D’une durée de 100 minutes pour la France, le film dure dans sa version intégrale 152 minutes. Super Express 109 est un film mille feuilles où trois genres cohabitent malgré eux : le film-catastrophe/le polar/le film social.
La colocation au sein même du métrage se passe bien gré mal gré. Il faut avouer que l’on s’ennuie ferme pendant un moment essayant de raccrocher les wagons tellement certaines intrigues voire certains personnages sont mis de côté un certain temps. Les intrigues au cœur du train par exemple sont laissées bien trop longtemps en suspens avant d’y revenir. Le film s’échappe la plupart du temps à suivre les exactions des terroristes, de comprendre leurs motivations via le drame social de petites gens laissés pour compte par la société japonaise en reconstruction sous le joug des grands groupes. En parallèle, la partie polar déroule l’enquête pour retrouver ses fameux poseurs de bombe et délivrer la rançon demandée. On note également une légère partie politique dans le centre d’aiguillage laissant penser au Pirates du Métro de Joseph Sargent sorti plus tôt aux USA avec beaucoup de succès. Le rythme de ce film plutôt intéressant est lancinant. Les 152 minutes se font bien ressentir et l’on peine à se passionner pour tout le film. Clairement partie prenante de Super Express 109, tout le récit autour du personnage incarné par Ken Takakura est celle qui intéresse le plus son réalisateur Junya Sato. Nous nous prenons d’empathie pour cet homme démuni et charismatique menant une vendetta contre la société, lui qui a tout perdu, sa société et sa famille. Quoi de plus représentatif que le Nunkatsen pour attaquer la société japonaise, fer-de-lance de son industrie depuis une dizaine d’années. C’est alors cramponné à son canapé que l’on suit sa traque dans la dernière partie du film à l’aéroport, alors qu’il s’échappe pour le Brésil avec la valise pleine de pognons. La séquence est trépidante laissant suggérer une reprise sans faille par Micheal Mann pour le final de Heat. Fabien Mauro semble tout autant douteux dans son bonus que nous lors du visionnage. C’est un flagrant délit d’inspiration jamais cité par le réalisateur de Miami Vice.

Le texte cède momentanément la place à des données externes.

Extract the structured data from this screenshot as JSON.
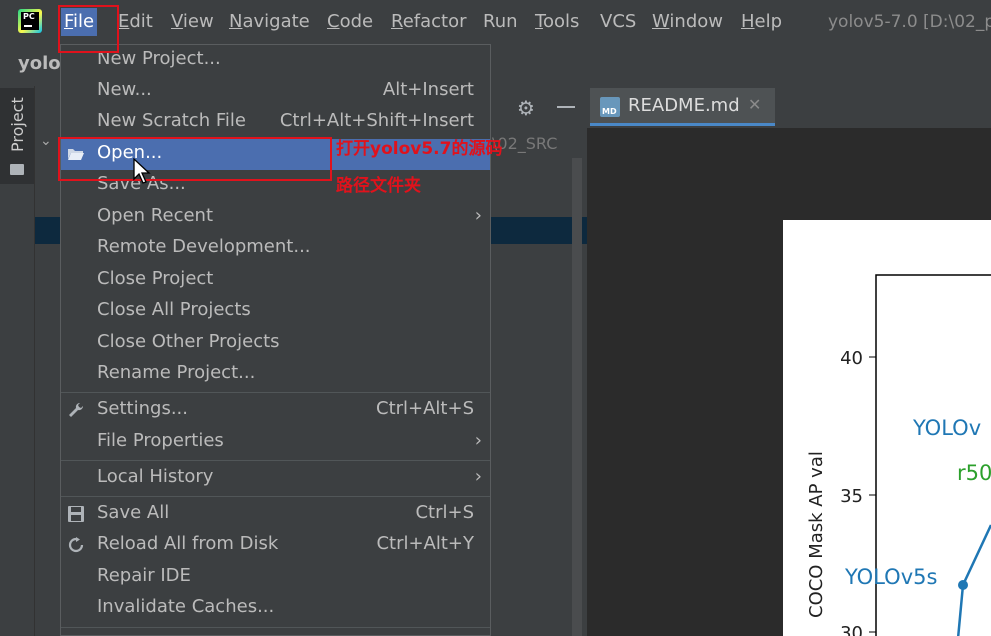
{
  "menubar": {
    "items": [
      {
        "label": "File",
        "mnemonic": "F",
        "rest": "ile"
      },
      {
        "label": "Edit",
        "mnemonic": "E",
        "rest": "dit"
      },
      {
        "label": "View",
        "mnemonic": "V",
        "rest": "iew"
      },
      {
        "label": "Navigate",
        "mnemonic": "N",
        "rest": "avigate"
      },
      {
        "label": "Code",
        "mnemonic": "C",
        "rest": "ode"
      },
      {
        "label": "Refactor",
        "mnemonic": "R",
        "rest": "efactor"
      },
      {
        "label": "Run",
        "mnemonic": "",
        "rest": "Run"
      },
      {
        "label": "Tools",
        "mnemonic": "T",
        "rest": "ools"
      },
      {
        "label": "VCS",
        "mnemonic": "",
        "rest": "VCS"
      },
      {
        "label": "Window",
        "mnemonic": "W",
        "rest": "indow"
      },
      {
        "label": "Help",
        "mnemonic": "H",
        "rest": "elp"
      }
    ],
    "window_title": "yolov5-7.0 [D:\\02_p"
  },
  "project_bar": {
    "name": "yolo"
  },
  "side_strip": {
    "project_tab": "Project"
  },
  "project_panel": {
    "path_fragment": "\\02_SRC"
  },
  "editor": {
    "tab_label": "README.md",
    "tab_icon_text": "MD"
  },
  "file_menu": {
    "items": [
      {
        "label": "New Project...",
        "shortcut": ""
      },
      {
        "label": "New...",
        "shortcut": "Alt+Insert"
      },
      {
        "label": "New Scratch File",
        "shortcut": "Ctrl+Alt+Shift+Insert"
      },
      {
        "label": "Open...",
        "shortcut": ""
      },
      {
        "label": "Save As...",
        "shortcut": ""
      },
      {
        "label": "Open Recent",
        "shortcut": ""
      },
      {
        "label": "Remote Development...",
        "shortcut": ""
      },
      {
        "label": "Close Project",
        "shortcut": ""
      },
      {
        "label": "Close All Projects",
        "shortcut": ""
      },
      {
        "label": "Close Other Projects",
        "shortcut": ""
      },
      {
        "label": "Rename Project...",
        "shortcut": ""
      },
      {
        "label": "Settings...",
        "shortcut": "Ctrl+Alt+S"
      },
      {
        "label": "File Properties",
        "shortcut": ""
      },
      {
        "label": "Local History",
        "shortcut": ""
      },
      {
        "label": "Save All",
        "shortcut": "Ctrl+S"
      },
      {
        "label": "Reload All from Disk",
        "shortcut": "Ctrl+Alt+Y"
      },
      {
        "label": "Repair IDE",
        "shortcut": ""
      },
      {
        "label": "Invalidate Caches...",
        "shortcut": ""
      }
    ]
  },
  "annotation": {
    "line1": "打开yolov5.7的源码",
    "line2": "路径文件夹"
  },
  "chart_data": {
    "type": "line",
    "ylabel": "COCO Mask AP val",
    "yticks": [
      "40",
      "35",
      "30"
    ],
    "labels": [
      {
        "text": "YOLOv",
        "color": "#1f77b4"
      },
      {
        "text": "r50",
        "color": "#2ca02c"
      },
      {
        "text": "YOLOv5s",
        "color": "#1f77b4"
      }
    ],
    "series_color": "#1f77b4"
  },
  "colors": {
    "accent": "#4b6eaf",
    "highlight": "#e0121c",
    "menu_bg": "#3c3f41"
  }
}
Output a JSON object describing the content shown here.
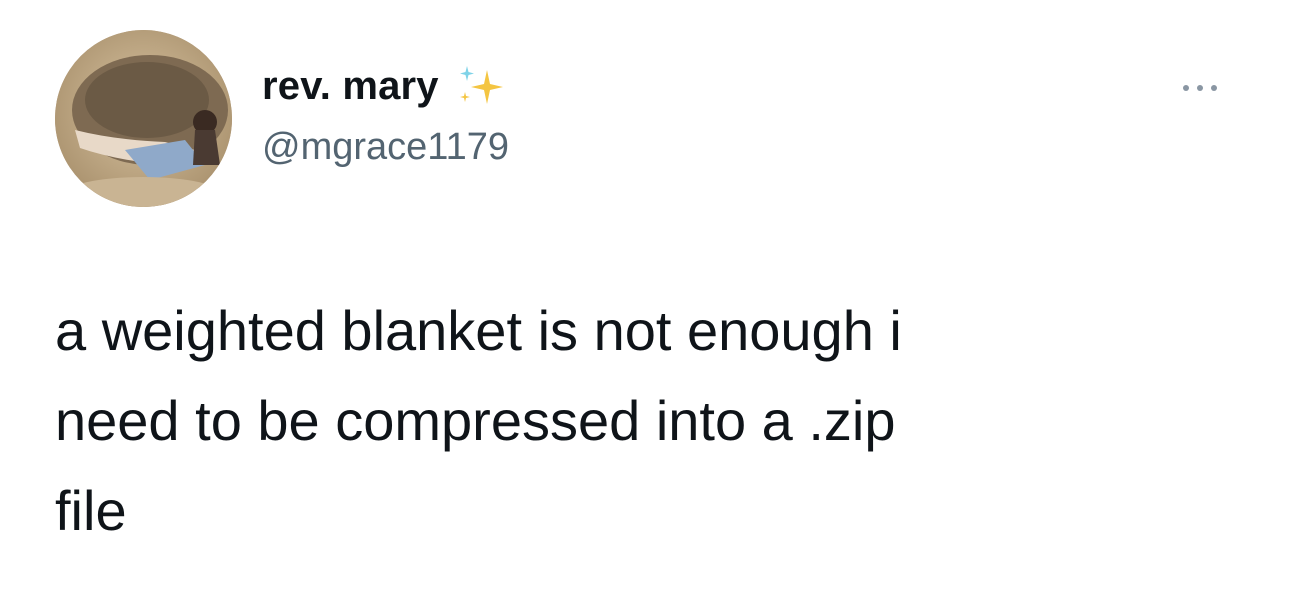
{
  "author": {
    "display_name": "rev. mary",
    "handle": "@mgrace1179",
    "name_emoji_icon": "sparkles-icon",
    "avatar_icon": "profile-photo"
  },
  "menu": {
    "icon": "more-options-icon"
  },
  "tweet": {
    "lines": [
      "a weighted blanket is not enough i",
      "need to be compressed into a .zip",
      "file"
    ]
  },
  "colors": {
    "text_primary": "#0f1419",
    "text_secondary": "#536471",
    "sparkle_yellow": "#f4c542",
    "sparkle_cyan": "#7fd3e8"
  }
}
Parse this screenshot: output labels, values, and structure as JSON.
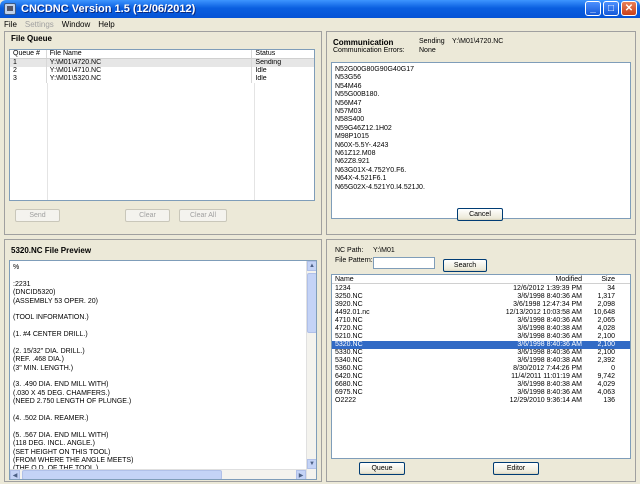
{
  "window": {
    "title": "CNCDNC Version 1.5  (12/06/2012)",
    "minimize": "_",
    "maximize": "□",
    "close": "✕"
  },
  "menu": [
    "File",
    "Settings",
    "Window",
    "Help"
  ],
  "file_queue": {
    "title": "File Queue",
    "columns": [
      "Queue #",
      "File Name",
      "Status"
    ],
    "rows": [
      {
        "num": "1",
        "name": "Y:\\M01\\4720.NC",
        "status": "Sending"
      },
      {
        "num": "2",
        "name": "Y:\\M01\\4710.NC",
        "status": "Idle"
      },
      {
        "num": "3",
        "name": "Y:\\M01\\5320.NC",
        "status": "Idle"
      }
    ],
    "buttons": {
      "send": "Send",
      "clear": "Clear",
      "clear_all": "Clear All"
    }
  },
  "communication": {
    "title": "Communication",
    "status_label": "Sending",
    "status_file": "Y:\\M01\\4720.NC",
    "errors_label": "Communication Errors:",
    "errors_value": "None",
    "lines": [
      "N52G00G80G90G40G17",
      "N53G56",
      "N54M46",
      "N55G00B180.",
      "N56M47",
      "N57M03",
      "N58S400",
      "N59G46Z12.1H02",
      "M98P1015",
      "N60X-5.5Y-.4243",
      "N61Z12.M08",
      "N62Z8.921",
      "N63G01X-4.752Y0.F6.",
      "N64X-4.521F6.1",
      "N65G02X-4.521Y0.I4.521J0."
    ],
    "cancel": "Cancel"
  },
  "preview": {
    "title": "5320.NC File Preview",
    "lines": [
      "%",
      "",
      ":2231",
      "(DNCID5320)",
      "(ASSEMBLY 53 OPER. 20)",
      "",
      "(TOOL INFORMATION.)",
      "",
      "(1. #4 CENTER DRILL.)",
      "",
      "(2. 15/32\" DIA. DRILL.)",
      "(REF. .468 DIA.)",
      "(3\" MIN. LENGTH.)",
      "",
      "(3. .490 DIA. END MILL WITH)",
      "(.030 X 45 DEG. CHAMFERS.)",
      "(NEED 2.750 LENGTH OF PLUNGE.)",
      "",
      "(4. .502 DIA. REAMER.)",
      "",
      "(5. .567 DIA. END MILL WITH)",
      "(118 DEG. INCL. ANGLE.)",
      "(SET HEIGHT ON THIS TOOL)",
      "(FROM WHERE THE ANGLE MEETS)",
      "(THE O.D. OF THE TOOL.)"
    ]
  },
  "browser": {
    "nc_path_label": "NC Path:",
    "nc_path_value": "Y:\\M01",
    "pattern_label": "File Pattern:",
    "pattern_value": "",
    "search": "Search",
    "columns": [
      "Name",
      "Modified",
      "Size"
    ],
    "files": [
      {
        "name": "1234",
        "modified": "12/6/2012 1:39:39 PM",
        "size": "34"
      },
      {
        "name": "3250.NC",
        "modified": "3/6/1998 8:40:36 AM",
        "size": "1,317"
      },
      {
        "name": "3920.NC",
        "modified": "3/6/1998 12:47:34 PM",
        "size": "2,098"
      },
      {
        "name": "4492.01.nc",
        "modified": "12/13/2012 10:03:58 AM",
        "size": "10,648"
      },
      {
        "name": "4710.NC",
        "modified": "3/6/1998 8:40:36 AM",
        "size": "2,065"
      },
      {
        "name": "4720.NC",
        "modified": "3/6/1998 8:40:38 AM",
        "size": "4,028"
      },
      {
        "name": "5210.NC",
        "modified": "3/6/1998 8:40:36 AM",
        "size": "2,100"
      },
      {
        "name": "5320.NC",
        "modified": "3/6/1998 8:40:36 AM",
        "size": "2,100",
        "selected": true
      },
      {
        "name": "5330.NC",
        "modified": "3/6/1998 8:40:36 AM",
        "size": "2,100"
      },
      {
        "name": "5340.NC",
        "modified": "3/6/1998 8:40:38 AM",
        "size": "2,392"
      },
      {
        "name": "5360.NC",
        "modified": "8/30/2012 7:44:26 PM",
        "size": "0"
      },
      {
        "name": "6420.NC",
        "modified": "11/4/2011 11:01:19 AM",
        "size": "9,742"
      },
      {
        "name": "6680.NC",
        "modified": "3/6/1998 8:40:38 AM",
        "size": "4,029"
      },
      {
        "name": "6975.NC",
        "modified": "3/6/1998 8:40:36 AM",
        "size": "4,063"
      },
      {
        "name": "O2222",
        "modified": "12/29/2010 9:36:14 AM",
        "size": "136"
      }
    ],
    "queue": "Queue",
    "editor": "Editor"
  }
}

On remercie hautement Carlotta de proposer ce film mille feuilles dont beaucoup de futurs grands réalisateurs ont goulument pris une part pour s’en inspirer. En dépit d’une partie catastrophe caricaturale dans le train, on perçoit dans cette commande de la Toei que le principal n’est point dans le genre, mais dans l’intention du réalisateur qui a malignement détourné le récit pour narrer autre chose. La catastrophe est la conséquence d’une société sous le joug des grands groupes ne laissant peu de places aux PME de l’époque. Branle-bas de combat dans ce pays aux maux évidents dont le genre catastrophe vient en peinture de fond pour libérer la parole. Super Express 109 est un film gourmand, peut-être trop pour divertir, un modèle de production entre maquettes et conclusion infernale bien troussée pour nous raccrocher, notamment lors du parallèle des deux trains pour transvaser du matériel et non pas sauver des passagers reprise telle quelle dans le Speed de Jan De Bont. Super Express 109 aka The Bullet Train est au final un modèle loin d’être réduit qui a nourri avec générosité une pelleté de blockbusters futurs entre les années 80 & 90 pour eux rien d’autre que divertir avec plaisir et sans prise de tête.